The seeming contradiction in wanting to "finish" the genomes of chimp and macaque versus finishing the human is simply in the definition of the word "finish". We now have random shotgun sequencing for several different humans, with many more coming, in aggregate comprising fantastically deep coverage of the human genome. No other genome of comparable size has anything close to as complete coverage and analysis as the human genome. The few remaining gaps have not been closed because: (1) It is not simply a matter of sequencing, but instead is the resolution of vast tracts of repeated sequences. (2) The number and composition of these repeats is not very interesting scientifically and probably varies a lot among humans anyway. (3) The effort at understanding the variation among humans is much more interesting and important (see the fantastic work of Evan Eichler's group, for example) than obsessing about these gaps of trivial importance. In contrast, when people are talking of "finishing" the genomes of chimp and macaque and other organisms, they are speaking of further efforts at improving the quality of these draft genomes. No one even imagines that sufficient effort will be expended any time soon to get these anywhere close to the quality of the human genome sequence.

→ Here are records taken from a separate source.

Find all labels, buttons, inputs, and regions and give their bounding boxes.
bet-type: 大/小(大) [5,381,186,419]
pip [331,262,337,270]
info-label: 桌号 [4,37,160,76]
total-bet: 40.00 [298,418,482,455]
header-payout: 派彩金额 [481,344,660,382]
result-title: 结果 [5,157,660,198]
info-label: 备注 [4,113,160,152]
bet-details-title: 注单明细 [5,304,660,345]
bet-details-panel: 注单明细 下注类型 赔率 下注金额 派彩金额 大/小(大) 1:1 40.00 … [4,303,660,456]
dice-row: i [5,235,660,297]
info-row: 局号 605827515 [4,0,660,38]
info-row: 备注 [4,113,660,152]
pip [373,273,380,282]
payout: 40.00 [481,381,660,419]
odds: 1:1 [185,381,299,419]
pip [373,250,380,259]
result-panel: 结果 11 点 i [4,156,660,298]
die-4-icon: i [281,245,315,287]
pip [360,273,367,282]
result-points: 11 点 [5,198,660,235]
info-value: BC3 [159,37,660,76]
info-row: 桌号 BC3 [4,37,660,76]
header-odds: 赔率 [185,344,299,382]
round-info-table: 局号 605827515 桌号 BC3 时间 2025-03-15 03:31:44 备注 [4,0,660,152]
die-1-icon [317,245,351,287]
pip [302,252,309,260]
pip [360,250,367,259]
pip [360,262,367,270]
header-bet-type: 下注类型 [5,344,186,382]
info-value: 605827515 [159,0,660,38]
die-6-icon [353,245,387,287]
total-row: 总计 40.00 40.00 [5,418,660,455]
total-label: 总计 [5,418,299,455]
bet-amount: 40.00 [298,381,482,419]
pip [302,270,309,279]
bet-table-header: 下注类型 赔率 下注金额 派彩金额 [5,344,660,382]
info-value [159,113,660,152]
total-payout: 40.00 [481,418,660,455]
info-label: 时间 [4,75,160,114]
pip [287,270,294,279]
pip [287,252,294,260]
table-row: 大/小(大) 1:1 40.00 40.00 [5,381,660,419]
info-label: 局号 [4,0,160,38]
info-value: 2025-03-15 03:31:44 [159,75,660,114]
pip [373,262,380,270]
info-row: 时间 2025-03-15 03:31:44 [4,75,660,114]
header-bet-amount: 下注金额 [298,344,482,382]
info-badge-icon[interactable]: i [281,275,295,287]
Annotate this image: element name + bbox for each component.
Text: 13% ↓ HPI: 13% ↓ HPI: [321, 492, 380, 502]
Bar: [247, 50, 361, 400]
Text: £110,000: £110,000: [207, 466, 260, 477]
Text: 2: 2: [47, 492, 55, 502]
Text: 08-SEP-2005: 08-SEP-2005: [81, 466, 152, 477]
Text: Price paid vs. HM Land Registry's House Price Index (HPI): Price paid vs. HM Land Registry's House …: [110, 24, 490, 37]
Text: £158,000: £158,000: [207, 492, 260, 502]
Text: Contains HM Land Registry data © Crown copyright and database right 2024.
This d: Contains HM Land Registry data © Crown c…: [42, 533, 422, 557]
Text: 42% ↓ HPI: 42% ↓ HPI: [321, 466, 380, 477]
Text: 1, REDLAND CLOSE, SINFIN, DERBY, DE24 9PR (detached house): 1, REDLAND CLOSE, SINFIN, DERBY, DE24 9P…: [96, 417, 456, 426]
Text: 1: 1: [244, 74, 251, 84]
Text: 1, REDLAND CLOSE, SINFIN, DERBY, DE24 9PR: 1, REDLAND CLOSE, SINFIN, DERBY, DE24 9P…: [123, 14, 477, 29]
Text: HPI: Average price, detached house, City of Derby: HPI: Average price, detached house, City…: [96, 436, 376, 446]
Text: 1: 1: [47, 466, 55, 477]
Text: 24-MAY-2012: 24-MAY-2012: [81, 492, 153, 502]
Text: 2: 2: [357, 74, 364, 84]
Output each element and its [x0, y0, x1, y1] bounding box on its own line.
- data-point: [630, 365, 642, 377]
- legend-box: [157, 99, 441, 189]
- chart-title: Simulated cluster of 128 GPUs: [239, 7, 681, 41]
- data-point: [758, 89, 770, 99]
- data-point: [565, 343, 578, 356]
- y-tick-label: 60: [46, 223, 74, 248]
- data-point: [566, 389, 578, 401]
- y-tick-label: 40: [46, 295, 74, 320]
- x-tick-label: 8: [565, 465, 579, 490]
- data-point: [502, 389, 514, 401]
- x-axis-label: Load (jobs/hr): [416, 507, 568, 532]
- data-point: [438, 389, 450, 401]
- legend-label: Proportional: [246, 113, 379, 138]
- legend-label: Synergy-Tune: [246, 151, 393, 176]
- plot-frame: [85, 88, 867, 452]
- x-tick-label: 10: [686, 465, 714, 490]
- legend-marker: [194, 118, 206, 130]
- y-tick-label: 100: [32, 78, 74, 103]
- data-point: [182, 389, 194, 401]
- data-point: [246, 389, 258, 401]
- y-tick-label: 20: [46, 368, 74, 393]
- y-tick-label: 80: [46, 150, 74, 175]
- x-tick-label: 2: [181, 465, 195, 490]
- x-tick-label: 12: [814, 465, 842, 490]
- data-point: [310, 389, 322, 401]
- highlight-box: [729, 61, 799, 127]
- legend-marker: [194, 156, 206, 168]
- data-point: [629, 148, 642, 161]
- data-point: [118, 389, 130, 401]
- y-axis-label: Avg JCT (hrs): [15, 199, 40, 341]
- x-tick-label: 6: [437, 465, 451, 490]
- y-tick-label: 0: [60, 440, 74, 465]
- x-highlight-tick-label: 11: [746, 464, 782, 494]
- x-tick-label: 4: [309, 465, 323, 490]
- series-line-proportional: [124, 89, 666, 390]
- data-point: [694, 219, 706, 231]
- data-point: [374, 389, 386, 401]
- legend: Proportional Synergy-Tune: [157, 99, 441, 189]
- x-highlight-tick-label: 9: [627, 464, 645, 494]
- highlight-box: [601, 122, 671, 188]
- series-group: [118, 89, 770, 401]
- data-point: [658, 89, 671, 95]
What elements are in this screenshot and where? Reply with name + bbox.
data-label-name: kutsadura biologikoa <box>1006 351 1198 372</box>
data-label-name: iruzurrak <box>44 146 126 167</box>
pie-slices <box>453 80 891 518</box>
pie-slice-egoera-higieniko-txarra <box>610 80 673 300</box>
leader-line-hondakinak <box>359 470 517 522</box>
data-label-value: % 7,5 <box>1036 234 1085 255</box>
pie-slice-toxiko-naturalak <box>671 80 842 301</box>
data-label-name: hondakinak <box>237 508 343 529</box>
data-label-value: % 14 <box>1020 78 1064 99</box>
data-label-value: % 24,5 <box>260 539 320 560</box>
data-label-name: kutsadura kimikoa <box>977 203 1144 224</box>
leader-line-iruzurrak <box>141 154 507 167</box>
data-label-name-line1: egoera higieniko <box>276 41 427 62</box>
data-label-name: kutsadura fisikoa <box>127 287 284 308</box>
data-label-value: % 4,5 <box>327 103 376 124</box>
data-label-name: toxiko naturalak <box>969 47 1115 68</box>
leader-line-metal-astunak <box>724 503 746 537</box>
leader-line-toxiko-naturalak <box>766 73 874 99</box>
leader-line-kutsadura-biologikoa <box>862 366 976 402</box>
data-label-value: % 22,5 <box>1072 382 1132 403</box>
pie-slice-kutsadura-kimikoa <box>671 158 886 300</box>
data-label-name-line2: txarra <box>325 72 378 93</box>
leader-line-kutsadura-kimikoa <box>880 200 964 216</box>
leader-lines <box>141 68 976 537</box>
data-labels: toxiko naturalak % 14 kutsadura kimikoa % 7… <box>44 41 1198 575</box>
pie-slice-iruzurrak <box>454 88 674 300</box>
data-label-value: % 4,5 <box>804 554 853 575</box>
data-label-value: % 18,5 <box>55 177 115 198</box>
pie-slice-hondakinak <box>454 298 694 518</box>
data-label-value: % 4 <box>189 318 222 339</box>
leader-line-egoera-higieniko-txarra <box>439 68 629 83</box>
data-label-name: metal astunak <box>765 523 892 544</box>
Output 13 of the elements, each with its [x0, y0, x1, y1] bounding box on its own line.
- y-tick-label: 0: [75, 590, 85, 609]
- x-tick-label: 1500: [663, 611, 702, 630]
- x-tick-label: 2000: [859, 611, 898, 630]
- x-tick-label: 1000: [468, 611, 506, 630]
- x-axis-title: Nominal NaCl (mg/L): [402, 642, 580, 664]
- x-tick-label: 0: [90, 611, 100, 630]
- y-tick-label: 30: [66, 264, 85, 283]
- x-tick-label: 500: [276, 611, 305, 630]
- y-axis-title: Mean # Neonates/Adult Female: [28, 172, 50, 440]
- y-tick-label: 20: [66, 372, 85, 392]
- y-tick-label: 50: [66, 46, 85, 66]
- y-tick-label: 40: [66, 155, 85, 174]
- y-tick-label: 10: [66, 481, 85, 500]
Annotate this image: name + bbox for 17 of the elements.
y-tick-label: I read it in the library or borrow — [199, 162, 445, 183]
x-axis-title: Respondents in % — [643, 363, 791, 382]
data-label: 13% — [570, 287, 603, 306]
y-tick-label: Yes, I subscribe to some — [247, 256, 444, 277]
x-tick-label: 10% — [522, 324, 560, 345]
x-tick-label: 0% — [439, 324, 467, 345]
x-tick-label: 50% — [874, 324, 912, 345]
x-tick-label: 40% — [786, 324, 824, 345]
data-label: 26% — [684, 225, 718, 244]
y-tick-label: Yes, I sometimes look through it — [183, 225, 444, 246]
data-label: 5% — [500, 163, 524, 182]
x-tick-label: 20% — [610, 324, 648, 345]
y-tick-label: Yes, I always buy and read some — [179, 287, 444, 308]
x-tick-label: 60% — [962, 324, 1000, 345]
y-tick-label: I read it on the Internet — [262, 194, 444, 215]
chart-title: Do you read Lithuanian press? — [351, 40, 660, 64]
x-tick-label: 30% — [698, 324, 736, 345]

I may be wrong here but I was under the impression that there were several bits of the genome that, as yet, *couldn't* be finished. Very repetitive C/G sequences, or impossible spice sites and things.

Of course, teaching always lags behind research a bit, so I could be very wrong there. :)

Hi,
the black parts on the genone could not be done due to technological reasons. The blue parts are as good as it gets, so it's perfectly reasonable to consider our genome 'done': it simply couldn't have been done 'more'. The black parts are not doable (or rather: not doable with reasonable time, cost and effort using current techniques), for now.

You could always argue that the blue parts could be done better (improve error rate, assembly, annotation etc.), but this is in fact happening all the time, and subsequent builds of the genome are affected by this ongoing work.

There is no 'absolute' genome, because we still don't quite know how genome works etc. (imagine that a few years ago we didn't know about microRNAs). But in terms of raw sequence, it's done.

It seems that now the goal is to have complete (in the current reference genome sense) diploid genomes from as many individuals as possible. BTW: the reference genome we all know is not a diploid genome, and not a genome from any person, it's a composite from couple of individuals ;-) - as such it's not too good as a reference, but it's the best there is.

cheers
yot

Yot-
The black parts of the genome (in the picture above) are certainly more difficult, but work is being done to obtain sequence information for these regions. See http://genomereference.org for more information.
But- the idea is to make the reference even better, it currently represents some highly variant regions with 'alternate loc'. Producing these alternate loci allow us to make the reference assembly better- in fact, we show 8 different haplotypes at the MHC locus (the representation in the reference chromosome + 7 alternate loci) so GRCh37 can represent more diversity than a diploid assembly at a given locus.

Thanks noyk,

I just finished reading the paper. yeah!